The type of cool I am thinking of is calm and collected. Nothing disturbs the composure. Perhaps that related back to the quality of ‘unnaturalness’ that Zak’s teacher saw in some African art. I don’t know. But back in the Pleistocene era, there used to be a show on TV where Henry Winkler played a ‘cool’ dude named ‘The Fonz.’ The Fonz was like a cartoon of cool in a sitcom about the 1950s that never was. For one thing, I don’t remember any racism or cold war paranoia on “Happy Days;” the show mostly concentrated on sock-hops and who was taking who to the high school prom. When it was on the air, I only watched it when my sister had charge of the channel changer because it was a “girl’s show” (like ‘Love Boat’ or ‘Fantasy Island’). I much preferred ‘Batman’ or ‘The Six Million Dollar Man.’
Although I don’t know much about African art and religion, I’m not sure that I’m buying Zak’s former art history professor’s theory about the origin of ‘cool.’ Even discussing it is hard since these days people use ‘cool’ to describe anything vaguely positive… so while many might say the character portrayed by James Dean in ‘Rebel without a Cause’ is a ‘cool’ guy, getting a discount on a haircut or a box of cornflakes might also be ‘cool.’ For the sake of discussion, let’s stick to cool as having a certain social cachet.

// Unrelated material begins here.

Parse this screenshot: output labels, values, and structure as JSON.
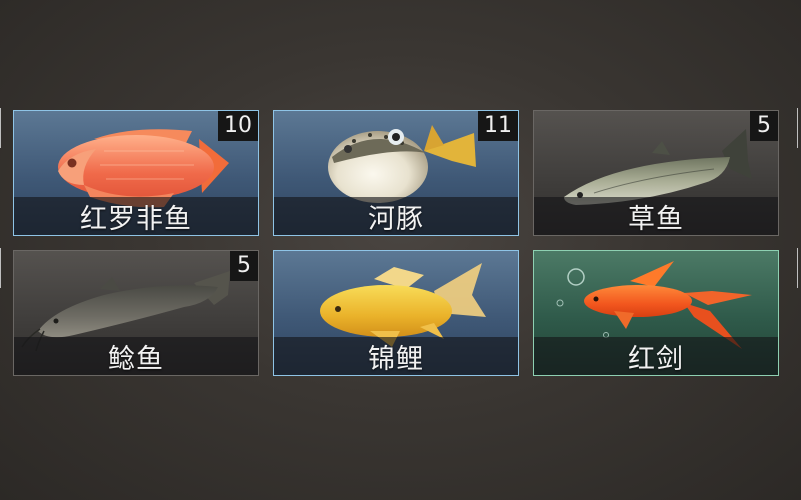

It is strange because when I was a youngster, many of the things I liked were considered ‘not cool’ by my peer group… but now they are somehow considered ‘nerdishly cool.’ So spending my Friday nights playing D&D and killing balrogs and orcs was not cool in 1978… at least not in my neck of the woods… so I find myself a bit baffled that these things have become more socially acceptable in some circles. Did and interest in dorkish pursuits like D&D become cool over time? Did it become cool because people like Steve Jobs and Bill Gates became rich and famous and everyone wants those sexy little devices like iPads and smart phones… so, somehow having ‘nerdish’ interests has suddenly become “cool” because some of those nerds suddenly made a lot of money and people were admiring them in publications like Wired magazine?
If cool is being distant and unemotional, I’ve never managed that.